I loved this.  I have been trying to eat bit at least a few days a week.  My girls were OK with it, my son not so much.  Very low on the level of trickery of children…it’s pretty much blatant liver.  But it tastes good.

1 lb poultry livers (I used a package of duck livers from US Wellness Meats, and a whole container of chicken livers as shown above.)

1/4 c. bacon grease and or lard (I used a combo of the two)

1 onion

3 garlic cloves

1 handful fresh parsley

salt, rosemary and thyme to taste

Saute everything in a large frying pan until thoroughly cooked.  Process in food processor until smooth.  Easy peasy.  I served this with raw snap peas and baby carrots.   The bacon grease totally makes it.  Doesn’t bacon make everything better???

 

Hopped Up Meatballs:

2 pounds of ground beef

random miscellaneous veggies (I used carrots, leeks and kale, as much or as little as your want.  I have no formula!)

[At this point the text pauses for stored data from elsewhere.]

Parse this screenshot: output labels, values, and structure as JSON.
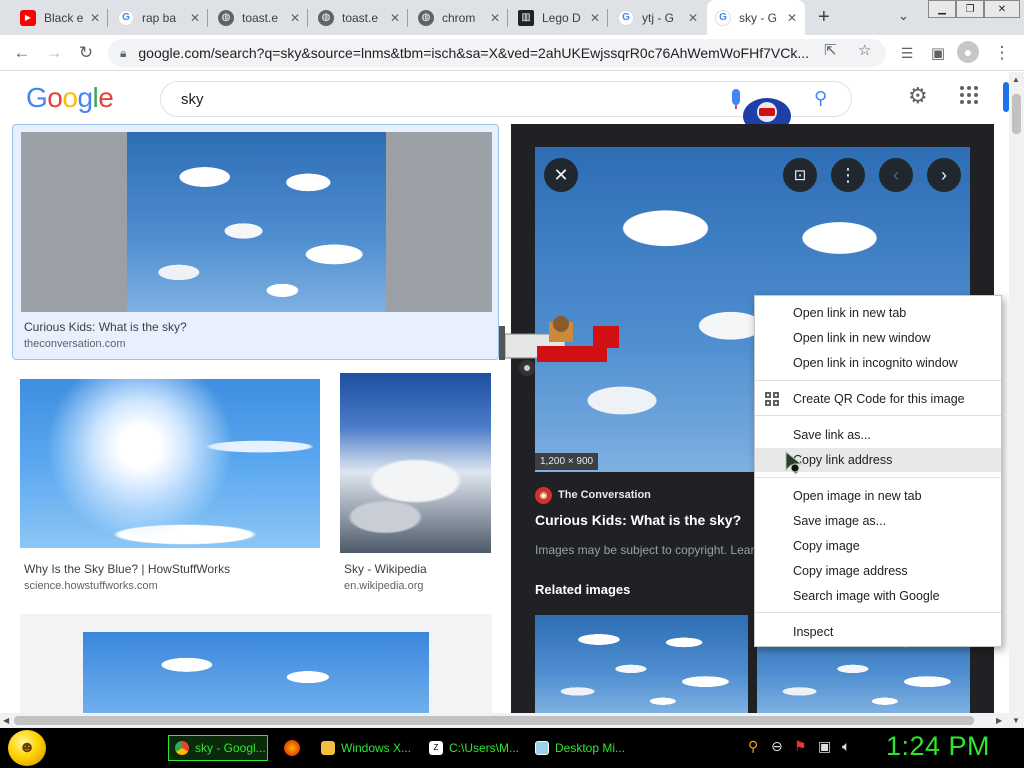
{
  "browser": {
    "tabs": [
      {
        "title": "Black e",
        "favicon": "youtube-icon"
      },
      {
        "title": "rap ba",
        "favicon": "google-icon"
      },
      {
        "title": "toast.e",
        "favicon": "globe-icon"
      },
      {
        "title": "toast.e",
        "favicon": "globe-icon"
      },
      {
        "title": "chrom",
        "favicon": "globe-icon"
      },
      {
        "title": "Lego D",
        "favicon": "museum-icon"
      },
      {
        "title": "ytj - G",
        "favicon": "google-icon"
      },
      {
        "title": "sky - G",
        "favicon": "google-icon",
        "active": true
      }
    ],
    "url": "google.com/search?q=sky&source=lnms&tbm=isch&sa=X&ved=2ahUKEwjssqrR0c76AhWemWoFHf7VCk..."
  },
  "google": {
    "logo_letters": [
      "G",
      "o",
      "o",
      "g",
      "l",
      "e"
    ],
    "query": "sky"
  },
  "results": [
    {
      "caption": "Curious Kids: What is the sky?",
      "source": "theconversation.com"
    },
    {
      "caption": "Why Is the Sky Blue? | HowStuffWorks",
      "source": "science.howstuffworks.com"
    },
    {
      "caption": "Sky - Wikipedia",
      "source": "en.wikipedia.org"
    }
  ],
  "preview": {
    "dimensions": "1,200 × 900",
    "source_name": "The Conversation",
    "title": "Curious Kids: What is the sky?",
    "copyright": "Images may be subject to copyright. Learn More",
    "related_heading": "Related images"
  },
  "context_menu": {
    "items": [
      "Open link in new tab",
      "Open link in new window",
      "Open link in incognito window",
      "Create QR Code for this image",
      "Save link as...",
      "Copy link address",
      "Open image in new tab",
      "Save image as...",
      "Copy image",
      "Copy image address",
      "Search image with Google",
      "Inspect"
    ],
    "hovered": "Copy link address"
  },
  "taskbar": {
    "tasks": [
      {
        "label": "sky - Googl...",
        "active": true
      },
      {
        "label": "Windows X..."
      },
      {
        "label": "C:\\Users\\M..."
      },
      {
        "label": "Desktop Mi..."
      }
    ],
    "clock": "1:24 PM"
  },
  "colors": {
    "accent": "#1a73e8",
    "panel_bg": "#202124",
    "taskbar_text": "#2ee62e"
  }
}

1 pkg organ meat (I used 1 lamb kidney from US Wellness Meats for this. You could use whatever you want.  I didn’t put alot in because I didn’t want to take chances with refusals to eat supper.  You could always add more if you wanted.)

Salt and pepper to taste

Puree veggies and organ meat in food processor.  Mix well into ground beef in large bowl.  Form meat mixture in to meatballs, and fry up in a large pan.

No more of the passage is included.